Answer the following sub-questions. 1.1) Depth-first search always expands at least as many nodes as A* search with an admissible heuristic. True / do not know / false Depth-first search may possibly, sometimes, BY GOOD LUCK, expand fewer nodes than A* search with an admissible heuristic, e.g. it is logically possible that sometimes, by luck, depth-first search may march directly to the goal with no back-tracking 1.2)

h(n)=0 is an admissible heuristic for the 8-puzzle.

True / false true. h(n)=0 NEVER over-estimates the remaining optimal distance to a goal node. Zero is not higher than any other number. An admissible heuristic never overestimates the cost to reach the goal, i.e., it is optimistic 1.3)

A* is of no use in robotics because percepts, states, and actions are continuous.

True / False False, continuous state spaces can be abstracted to discrete states. All the percepts, actions and states change in robotics are base on pattern search. We do the search work first and then convert the results to continuous actions, etc. 1.4)

Breadth-first search is complete even if zero step costs are allowed.

True / false Optimal if all step cost is 1. Complete if d is finite. If a goal exists it will happen at finite depth d and found in O(bd) steps. 1.5) Assume that a rook can move on a chessboard any number of squares in a straight line, vertically or horizontally, but cannot jump over other pieces. Manhattan distance is an admissible heuristic for the problem of moving the rook from square A to square B in the smallest number of moves. True / False

False. The Manhattan distance may over-estimate the optimal remaining number of moves to the goal because a rook may cover several squares in a single moves. NOTE: If the path cost instead were the number of squares covered, then Manhattan distance would be admissible. easier 8-puzzle: You can move a tile from A to B if (1) A is adjacent to B, (2) B is blank. If you remove “B is blank” condition (jump over other pieces?), you get Manhattan distance 2.1)

Breadth-first search is a special case of uniform-cost search. True / False When step costs are equal, uniform-cost produces breadth-first

2.2)

Depth-first search is a special case of best-first tree search.

True / False Breadth-first search, depth-first search, and uniform-cost search are special cases of best-first search. Breadth-first search is best-first search with f(n) = depth(n); depth-first is best-first search with f(n) = −depth(n); uniform-cost search is best-first search with f(n) = g(n). 2.3)

Uniform-cost search is a special case of A* search.

True / False Uniform-cost search is A* search with h(n) = 0. 3.1)

We will use the same state space for the entire question.

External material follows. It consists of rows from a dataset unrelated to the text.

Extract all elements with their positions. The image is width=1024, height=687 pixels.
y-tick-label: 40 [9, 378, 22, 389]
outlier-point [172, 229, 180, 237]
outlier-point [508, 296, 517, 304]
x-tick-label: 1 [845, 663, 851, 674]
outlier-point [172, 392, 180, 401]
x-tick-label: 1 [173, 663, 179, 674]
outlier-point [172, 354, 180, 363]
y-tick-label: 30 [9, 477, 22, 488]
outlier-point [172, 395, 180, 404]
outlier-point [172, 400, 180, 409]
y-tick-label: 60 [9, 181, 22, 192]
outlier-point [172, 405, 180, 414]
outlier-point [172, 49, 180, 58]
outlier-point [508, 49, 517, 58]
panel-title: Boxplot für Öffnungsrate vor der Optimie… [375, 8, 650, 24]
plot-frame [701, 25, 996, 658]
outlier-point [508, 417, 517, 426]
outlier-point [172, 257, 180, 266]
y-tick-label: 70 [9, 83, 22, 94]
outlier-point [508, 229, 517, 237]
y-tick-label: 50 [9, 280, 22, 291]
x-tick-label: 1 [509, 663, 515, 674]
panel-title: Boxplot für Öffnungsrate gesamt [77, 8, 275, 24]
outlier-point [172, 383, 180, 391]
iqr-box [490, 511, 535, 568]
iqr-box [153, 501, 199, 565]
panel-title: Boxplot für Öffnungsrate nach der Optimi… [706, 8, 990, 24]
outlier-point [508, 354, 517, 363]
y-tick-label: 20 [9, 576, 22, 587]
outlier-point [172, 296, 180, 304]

Consider the unbounded version of the regular 2D grid shown below (Fig. 3.6 in the AIMA book): The start state is at the origin (0,0), and the goal state is at (x,y). You can assume x > 0 and y > 0. Assume each step costs 1.

What is the branching factor b in this state space? 4 because there are 4 branches

3.2)

How many distinct states are there at depth k (for k>0)?

Note that the question is NOT asking about the number of "nodes" at depth k. It is about the number of "distinct states" at depth k (not counting the number of states at depth < k). For example, a search tree has 4 distinct states with k=1. A search tree may have 16 nodes at depth k=2 (if you use tree search), but only 8 distinct states (do NOT count the states already shown at depth 1). 4k C has 4 expanded nodes, depth 2 -> 4x2 = 8 green 3.3)

What is the maximum number of nodes expanded by breadth-first tree search when finding the goal at (x, y)? Roughly 4^(x+y) It’s bd, branching factor to depth of solution

3.4)

Is h=|u−x|+|v−y| an admissible heuristic for a state at (u,v)? Yes, The robot can only move in the grid directions.

3.5)

Does h remain admissible if some links are removed? Yes Removing links will increase actual path lengths, and the heuristic will be an underestimate.

3.6)

Does h remain admissible if some links are added between nonadjacent states? No, adding edges can reduce actual cost to below Manhattan distance Adding new links will decrease some actual path lengths and the heuristic will no longer be an underestimate.

4) A* tree search: Given the following undirected, weighted graph, representing a state space. Here each node in the graph represents a state, and the weight w(u, v) on an edge (u, v) indicates the cost of going from state u to state v (and it is also the cost from state v to state u).

Let state A be the initial state and state G be the goal state. The heuristic function h (which is admissible) is defined by the following table: 4.1) Draw the A* search tree obtained AFTER expanding the initial state. Show the f(n) value for each fringe node (write it below the node). Also in the picture, indicate which node ( you can mark it with a star next to the node) in fringe will be selected for expansion next. Let us call this node n1 (useful for next sub-question)

4.5) Show the sequence of states that form the optimal solution (shortest path from A to G), and the cost for the solution. A->B->D->F->G f = 10 5) Here we have a vacuum-cleaning agent that can sense the environment and perform actions to move around and vacuum-clean dirty squares.

5.1) Formulate the vacuum cleaning problem as a search problem. In this sub-problem, you would define the states, actions, the successor function, the goal test. You can assume the initial state has the top 5 squares all dirty, and the agent is located at the bottom left square. You can represent each square in the 5x5 grid world by (x, y) with the bottom left square = (1, 1), and top right square = (5, 5). How do you represent a state? state space: 5x5 grid, which squares are clean and dirty, current location of agent Initial state: top 5 squares all dirty, and the agent is located at the bottom left square (1,1) Actions: left, right, up, down, suck Successor: go to nearest dirty square Goal test: 5x5 grid is completely clean

5.2) In this sub-question, you should specify a step cost function COST(s1, a, s2)>0, which defines the cost of one step transition from state s1 to state s2 by applying action a. Keep in mind that cost of one step move consists of two parts: the cost due to move (which is always 1) and the cost due to remaining dirty squares.

Hint: If you use w(s2) to represent the number of dirty squares at the state s2 (the state reached after the action a), you would probably get a good sense about the part of step cost due to dirtiness. Answer: cost = w(s2)* 2 + 1 = 9 * 2 + 1 = 19 Q5.3 10 Points

Define an admissible heuristic function h1 for the vacuum cleaning search problem. h1(n) must be an under-estimate of the real cost from node n to goal state. Hint: h1(n) clearly should be related to the distance between the current agent location to some dirty square, and to the number of dirty squares at the state s associated with node n. Answer: (distance between current position and nearest dirty square position) + remaining dirty squares Q5.4 10 Points

Define another admissible heuristic function h2 for the vacuum cleaning search problem, such that h2 dominates h1. This means for any node n (associated with state s), we always have h2(n) >= h1(n). Answer: (distance between current position and farthest dirty square position)+ remaining dirty squares...